Vogt–Koyanagi–Harada (VKH) disease is a major noninfectious uveitis entity that is more prevalent in middle-aged Asians than in Caucasians.
1 As a multisystem autoimmune disorder caused by a T-cell–dependent response against melanocytes, VKH disease commonly manifests with bilateral panuveitis leading to visual impairment, as well as skin and auditory signs.
2 Pathologic studies revealed that the choroid, which contains a dense population of melanocytes, is the primary target of inflammation in VKH disease, whereas the retina is involved later, as a possible bystander.

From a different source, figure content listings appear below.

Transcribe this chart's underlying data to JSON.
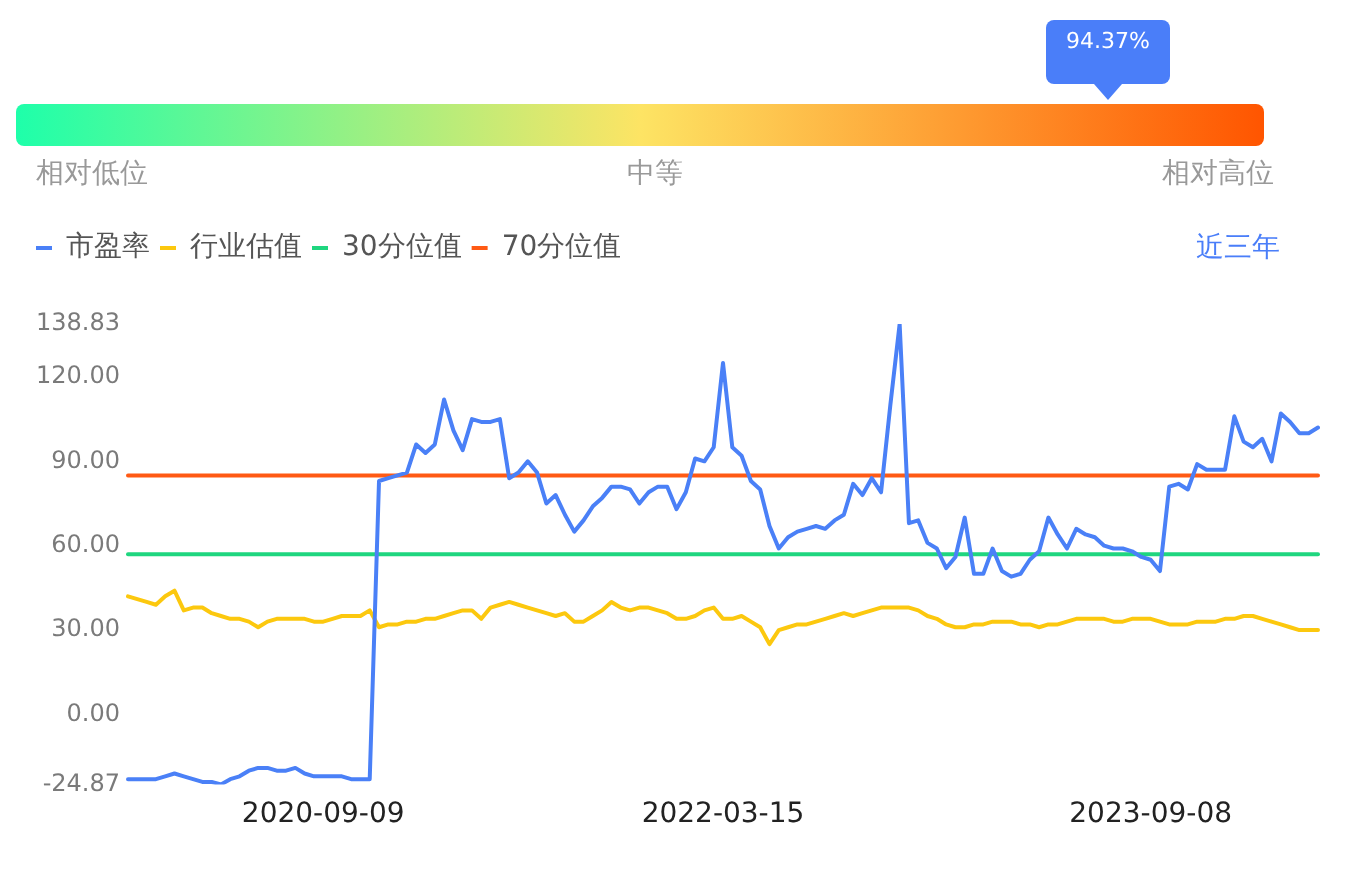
{
  "chart_data": [
    {
      "type": "other",
      "annotations": [
        "94.37%",
        "相对低位",
        "中等",
        "相对高位"
      ]
    },
    {
      "type": "line",
      "categories": [
        null,
        null,
        null,
        null,
        null,
        null,
        null,
        null,
        null,
        null,
        null,
        null,
        null,
        null,
        null,
        null,
        null,
        null,
        null,
        null,
        null,
        "2020-09-09",
        null,
        null,
        null,
        null,
        null,
        null,
        null,
        null,
        null,
        null,
        null,
        null,
        null,
        null,
        null,
        null,
        null,
        null,
        null,
        null,
        null,
        null,
        null,
        null,
        null,
        null,
        null,
        null,
        null,
        null,
        null,
        null,
        null,
        null,
        null,
        null,
        null,
        null,
        null,
        null,
        null,
        null,
        "2022-03-15",
        null,
        null,
        null,
        null,
        null,
        null,
        null,
        null,
        null,
        null,
        null,
        null,
        null,
        null,
        null,
        null,
        null,
        null,
        null,
        null,
        null,
        null,
        null,
        null,
        null,
        null,
        null,
        null,
        null,
        null,
        null,
        null,
        null,
        null,
        null,
        null,
        null,
        null,
        null,
        null,
        null,
        null,
        null,
        null,
        null,
        "2023-09-08",
        null,
        null,
        null,
        null,
        null,
        null,
        null,
        null,
        null,
        null,
        null,
        null,
        null,
        null,
        null,
        null,
        null,
        null
      ],
      "series": [
        {
          "name": "市盈率",
          "color": "#4a80f7",
          "values": [
            -23,
            -23,
            -23,
            -23,
            -22,
            -21,
            -22,
            -23,
            -24,
            -24,
            -24.87,
            -23,
            -22,
            -20,
            -19,
            -19,
            -20,
            -20,
            -19,
            -21,
            -22,
            -22,
            -22,
            -22,
            -23,
            -23,
            -23,
            83,
            84,
            85,
            86,
            96,
            93,
            96,
            112,
            101,
            94,
            105,
            104,
            104,
            105,
            84,
            86,
            90,
            86,
            75,
            78,
            71,
            65,
            69,
            74,
            77,
            81,
            81,
            80,
            75,
            79,
            81,
            81,
            73,
            79,
            91,
            90,
            95,
            125,
            95,
            92,
            83,
            80,
            67,
            59,
            63,
            65,
            66,
            67,
            66,
            69,
            71,
            82,
            78,
            84,
            79,
            110,
            138.83,
            68,
            69,
            61,
            59,
            52,
            56,
            70,
            50,
            50,
            59,
            51,
            49,
            50,
            55,
            58,
            70,
            64,
            59,
            66,
            64,
            63,
            60,
            59,
            59,
            58,
            56,
            55,
            51,
            81,
            82,
            80,
            89,
            87,
            87,
            87,
            106,
            97,
            95,
            98,
            90,
            107,
            104,
            100,
            100,
            102
          ]
        },
        {
          "name": "行业估值",
          "color": "#fcc80e",
          "values": [
            42,
            41,
            40,
            39,
            42,
            44,
            37,
            38,
            38,
            36,
            35,
            34,
            34,
            33,
            31,
            33,
            34,
            34,
            34,
            34,
            33,
            33,
            34,
            35,
            35,
            35,
            37,
            31,
            32,
            32,
            33,
            33,
            34,
            34,
            35,
            36,
            37,
            37,
            34,
            38,
            39,
            40,
            39,
            38,
            37,
            36,
            35,
            36,
            33,
            33,
            35,
            37,
            40,
            38,
            37,
            38,
            38,
            37,
            36,
            34,
            34,
            35,
            37,
            38,
            34,
            34,
            35,
            33,
            31,
            25,
            30,
            31,
            32,
            32,
            33,
            34,
            35,
            36,
            35,
            36,
            37,
            38,
            38,
            38,
            38,
            37,
            35,
            34,
            32,
            31,
            31,
            32,
            32,
            33,
            33,
            33,
            32,
            32,
            31,
            32,
            32,
            33,
            34,
            34,
            34,
            34,
            33,
            33,
            34,
            34,
            34,
            33,
            32,
            32,
            32,
            33,
            33,
            33,
            34,
            34,
            35,
            35,
            34,
            33,
            32,
            31,
            30,
            30,
            30
          ]
        },
        {
          "name": "30分位值",
          "color": "#1fd67f",
          "values": [
            57,
            57,
            57,
            57,
            57,
            57,
            57,
            57,
            57,
            57,
            57,
            57,
            57,
            57,
            57,
            57,
            57,
            57,
            57,
            57,
            57,
            57,
            57,
            57,
            57,
            57,
            57,
            57,
            57,
            57,
            57,
            57,
            57,
            57,
            57,
            57,
            57,
            57,
            57,
            57,
            57,
            57,
            57,
            57,
            57,
            57,
            57,
            57,
            57,
            57,
            57,
            57,
            57,
            57,
            57,
            57,
            57,
            57,
            57,
            57,
            57,
            57,
            57,
            57,
            57,
            57,
            57,
            57,
            57,
            57,
            57,
            57,
            57,
            57,
            57,
            57,
            57,
            57,
            57,
            57,
            57,
            57,
            57,
            57,
            57,
            57,
            57,
            57,
            57,
            57,
            57,
            57,
            57,
            57,
            57,
            57,
            57,
            57,
            57,
            57,
            57,
            57,
            57,
            57,
            57,
            57,
            57,
            57,
            57,
            57,
            57,
            57,
            57,
            57,
            57,
            57,
            57,
            57,
            57,
            57,
            57,
            57,
            57,
            57,
            57,
            57,
            57,
            57,
            57
          ]
        },
        {
          "name": "70分位值",
          "color": "#ff5a14",
          "values": [
            85,
            85,
            85,
            85,
            85,
            85,
            85,
            85,
            85,
            85,
            85,
            85,
            85,
            85,
            85,
            85,
            85,
            85,
            85,
            85,
            85,
            85,
            85,
            85,
            85,
            85,
            85,
            85,
            85,
            85,
            85,
            85,
            85,
            85,
            85,
            85,
            85,
            85,
            85,
            85,
            85,
            85,
            85,
            85,
            85,
            85,
            85,
            85,
            85,
            85,
            85,
            85,
            85,
            85,
            85,
            85,
            85,
            85,
            85,
            85,
            85,
            85,
            85,
            85,
            85,
            85,
            85,
            85,
            85,
            85,
            85,
            85,
            85,
            85,
            85,
            85,
            85,
            85,
            85,
            85,
            85,
            85,
            85,
            85,
            85,
            85,
            85,
            85,
            85,
            85,
            85,
            85,
            85,
            85,
            85,
            85,
            85,
            85,
            85,
            85,
            85,
            85,
            85,
            85,
            85,
            85,
            85,
            85,
            85,
            85,
            85,
            85,
            85,
            85,
            85,
            85,
            85,
            85,
            85,
            85,
            85,
            85,
            85,
            85,
            85,
            85,
            85,
            85,
            85
          ]
        }
      ],
      "ylim": [
        -24.87,
        138.83
      ],
      "yticks": [
        {
          "value": -24.87,
          "label": "-24.87"
        },
        {
          "value": 0,
          "label": "0.00"
        },
        {
          "value": 30,
          "label": "30.00"
        },
        {
          "value": 60,
          "label": "60.00"
        },
        {
          "value": 90,
          "label": "90.00"
        },
        {
          "value": 120,
          "label": "120.00"
        },
        {
          "value": 138.83,
          "label": "138.83"
        }
      ],
      "legend": "top left",
      "marker": "none",
      "annotations": [
        "近三年"
      ]
    }
  ]
}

3 Chorioretinal involvement during VKH disease can be visualized using indocyanine green angiography and fundus fluorescein angiography. These methods are both invasive modalities with a potential risk of contrast medium allergy and cannot quantify the alterations of the retinal and choroidal microvasculature. The introduction of swept-source–optical coherence tomography angiography (SS-OCTA) has revolutionized the analysis of the fundus. Compared with spectral-domain optical coherence tomography (SD-OCT), SS-OCTA offers several advantages, including deeper penetration into the choroid, higher speed, and better image resolution, allowing for the detailed visualization of both the retinal and choroidal vasculature. This noninvasive technique eliminates the risks associated with contrast agents and provides a comprehensive evaluation of microvascular changes over time. Studies have demonstrated that medium- and large-sized choroidal vessels play a critical role in the pathophysiology of VKH disease. In particular, larger vessels occupy the majority of the choroidal area. Inflammation of these larger vessels can result in significant structural and functional changes within the choroid, contributing to disease progression.

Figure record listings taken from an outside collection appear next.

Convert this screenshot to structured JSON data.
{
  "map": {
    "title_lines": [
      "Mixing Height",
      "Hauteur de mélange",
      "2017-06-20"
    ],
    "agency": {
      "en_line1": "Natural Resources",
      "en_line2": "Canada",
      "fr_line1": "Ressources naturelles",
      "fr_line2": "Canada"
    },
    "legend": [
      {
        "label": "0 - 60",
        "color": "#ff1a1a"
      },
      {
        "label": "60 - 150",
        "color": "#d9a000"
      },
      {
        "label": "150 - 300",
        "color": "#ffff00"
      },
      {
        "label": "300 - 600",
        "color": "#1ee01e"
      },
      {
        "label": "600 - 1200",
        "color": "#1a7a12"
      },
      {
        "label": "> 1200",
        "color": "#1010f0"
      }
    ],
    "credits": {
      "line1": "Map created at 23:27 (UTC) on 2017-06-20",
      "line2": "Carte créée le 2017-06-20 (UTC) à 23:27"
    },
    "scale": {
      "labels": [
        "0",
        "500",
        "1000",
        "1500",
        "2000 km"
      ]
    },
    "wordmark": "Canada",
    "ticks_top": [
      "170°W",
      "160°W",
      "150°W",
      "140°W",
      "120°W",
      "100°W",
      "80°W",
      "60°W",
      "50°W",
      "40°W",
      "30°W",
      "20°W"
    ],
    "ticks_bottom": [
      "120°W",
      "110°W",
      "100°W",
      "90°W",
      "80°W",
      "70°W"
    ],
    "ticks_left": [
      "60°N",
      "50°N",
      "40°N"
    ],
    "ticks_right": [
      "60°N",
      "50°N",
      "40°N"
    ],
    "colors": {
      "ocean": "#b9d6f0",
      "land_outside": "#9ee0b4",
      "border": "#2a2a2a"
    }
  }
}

4 This inflammation leads to choroidal thickening and subsequent visual impairment due to the disruption of normal choroidal blood flow and subsequent retinal involvement. However, studies on VKH disease utilizing SS-OCTA had primarily concentrated on the microcirculation of the retina and the choriocapillaris layer, neglecting the broader distribution and more functionally significant medium- and large-sized vessels of the choroid.

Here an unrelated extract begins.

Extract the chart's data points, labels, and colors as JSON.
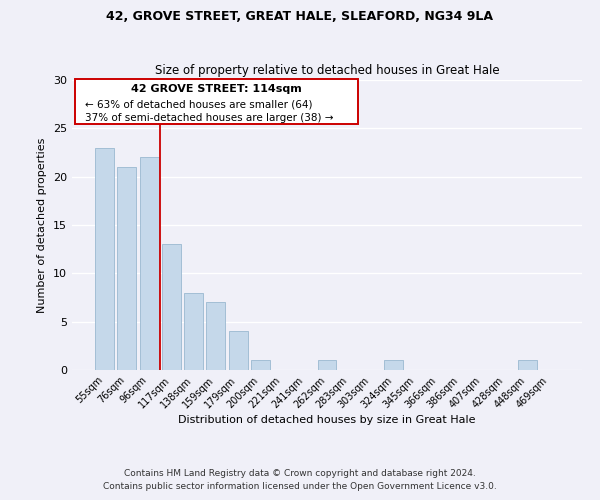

5,6 Due to the more pronounced structure of larger vessels, we can monitor disease activity more accurately, potentially aiding in the early diagnosis and tailored treatment planning for patients with VKH disease. Thus, we used novel artificial intelligence (AI)–based three-dimensional auxiliary SS-OCTA metrics and defined new choroidal-related indicators as applied in other chorioretinopathy.
7 This approach allows for a more detailed and quantitative analysis of vascular structures, which is crucial for understanding the pathophysiology of VKH disease. Additionally, related research had indicated a reduced retinal vessel density (VD) and normal choriocapillaris flow density in the convalescent VKH disease stage,
8 whereas other studies found a normal retinal VD and varying degrees of choriocapillaris loss in VKH disease.
6,9,10 The patient cohorts in the studies mentioned above had a variable duration of disease before treatment initiation. Consequently, it is worth exploring whether this variability is the cause of the inconsistent results in the retinal and choroidal microvasculature in VKH disease, which was the subject of the study presented here.